A. It sounds like you may want to establish a subcontract handling fee. The 25% markup on flow-through subcontract costs would be substantially less by applying a handling fee but the additional markup you would receive on the direct labor costs (e.g. fringe benefits, overhead, G&A and profit) make those elements more profitable in the sense you will receive more dollars to cover your indirect rates and profit.

Q. In recent years, we have tended to have an increasing number of subcontractors and we find that, in our view, application of our full G&A rate to subcontract costs results in an inequitable allocation of G&A costs to certain contracts. We recently proposed a method to DCAA in which we would charge G&A against only the first $20,000 of subcontract cost on a particular contract. This makes sense since the administrative costs associated with a small or large subcontract is about the same. DCAA did not accept this proposal.

A. Your proposal of applying G&A only to the first $20,000, though somewhat unusual, is not uncommon. I have a couple of clients (one large company who is CAS covered) who treat subcontract costs like you are proposing and the methodology was at first rejected but then accepted once it was carefully explained. The auditor is understandably reluctant because both the FAR and CAS clearly make the point that like costs incurred under similar circumstances must be treated consistently so, they conclude, subcontract costs must be treated consistently.  However, you will want to argue in a well thought out position paper that the subcontract costs are either not “like” or are not incurred under “similar” circumstances (e.g. administrative costs do not vary by dollar value) and that under current practices there is a cost allocation distortion. Your point about there being the same costs to administer subcontracts no matter their value is a strong argument for asserting there is not a “causal beneficial” relationship between the costs and final cost objectives. There are also probably some court cases and CAS guidance that would support your position.

Q. We are a mid-sized professional services firm and are considering creating a handling fee to apply to subcontracts but I am not very tempted to have a fee related to materials since we incur very little direct material costs and tracking indirect costs associated with materials seems unduly burdensome.

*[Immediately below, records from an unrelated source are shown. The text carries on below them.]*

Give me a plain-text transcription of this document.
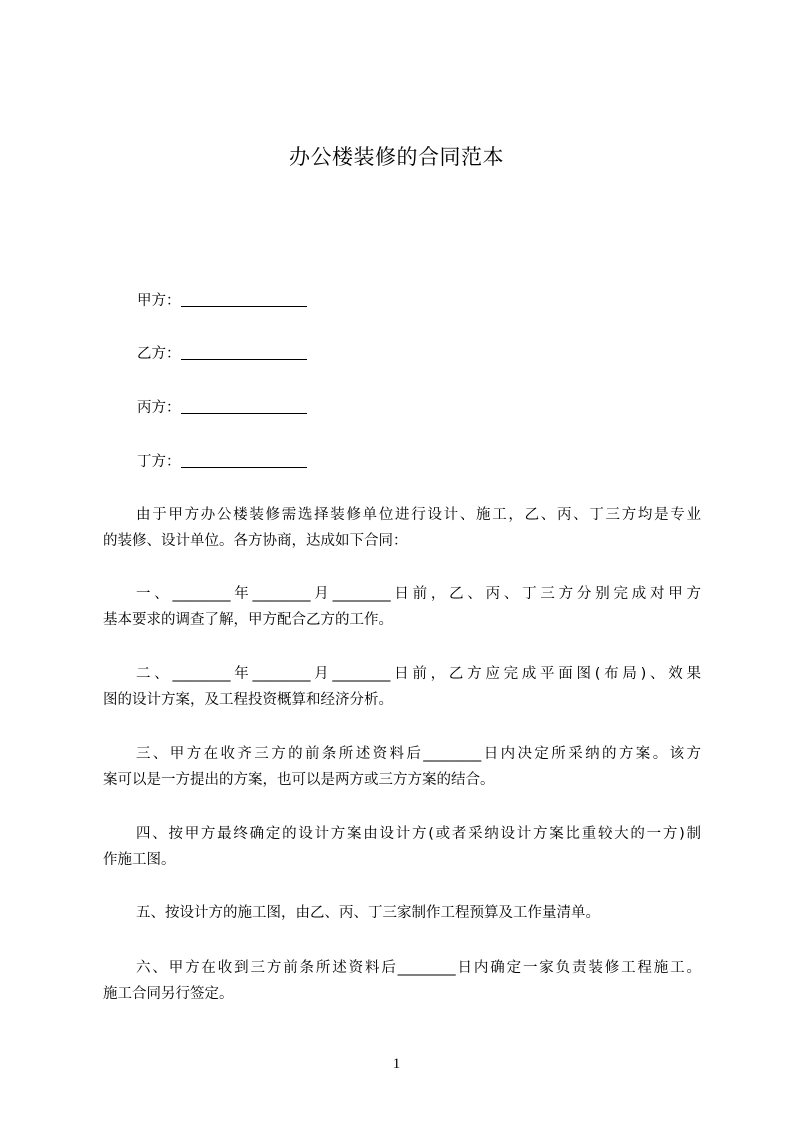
办公楼装修的合同范本
甲方：
乙方：
丙方：
丁方：
由于甲方办公楼装修需选择装修单位进行设计、施工，乙、丙、丁三方均是专业
的装修、设计单位。各方协商，达成如下合同：
一、________年________月________日前，乙、丙、丁三方分别完成对甲方
基本要求的调查了解，甲方配合乙方的工作。
二、________年________月________日前，乙方应完成平面图(布局)、效果
图的设计方案，及工程投资概算和经济分析。
三、甲方在收齐三方的前条所述资料后________日内决定所采纳的方案。该方
案可以是一方提出的方案，也可以是两方或三方方案的结合。
四、按甲方最终确定的设计方案由设计方(或者采纳设计方案比重较大的一方)制
作施工图。
五、按设计方的施工图，由乙、丙、丁三家制作工程预算及工作量清单。
六、甲方在收到三方前条所述资料后________日内确定一家负责装修工程施工。
施工合同另行签定。
1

I am thinking about just creating a subcontract handling but always see such a fee referred to as “material and subcontract handling.”  Can we cut out the material part?

A. There should be no problem creating a subcontract handling rate just as there should be no problem creating a material handling rate in a manufacturing setting.  Both are quite common. If you were CAS covered there might be a little more resistance since CAS 410 states G&A bases can be one of three things – total cost, value added (where material and subcontract costs are eliminated) or one representative cost element (e.g. labor). However, since you are not CAS covered, there should be more flexibility though the auditor may try to apply the more strict restrictions of CAS.

Q. If we create a subcontract handling pool, clearly the indirect costs that would now be identified as subcontract handling costs would be removed from the G&A pool.  Would the G&A base continue to be total cost input (which now includes the subcontract handling cost)? Our DCAA auditor said:
“A separate pool could be established by the costs being charged would have to be carefully tracked to the pool.  You would have to establish separate indirect charge codes and then demonstrate that the costs were actually for the subcontract effort, not some other indirect cost. In addition, the total would still wrap into the G&A base for allocation so I’m not sure that it would benefit you.”

A. Though the auditor offers some good advice on tracking the pool costs I would disagree with the auditor’s assertion that the subcontract handling pool costs must be included in the G&A base. Though that is one possible treatment, separating the handling pool and base from the G&A pool and base is also acceptable (and even more common) where now the G&A base becomes a value added rather than total cost input base. If the auditor still insists I would raise the issue with the branch manager.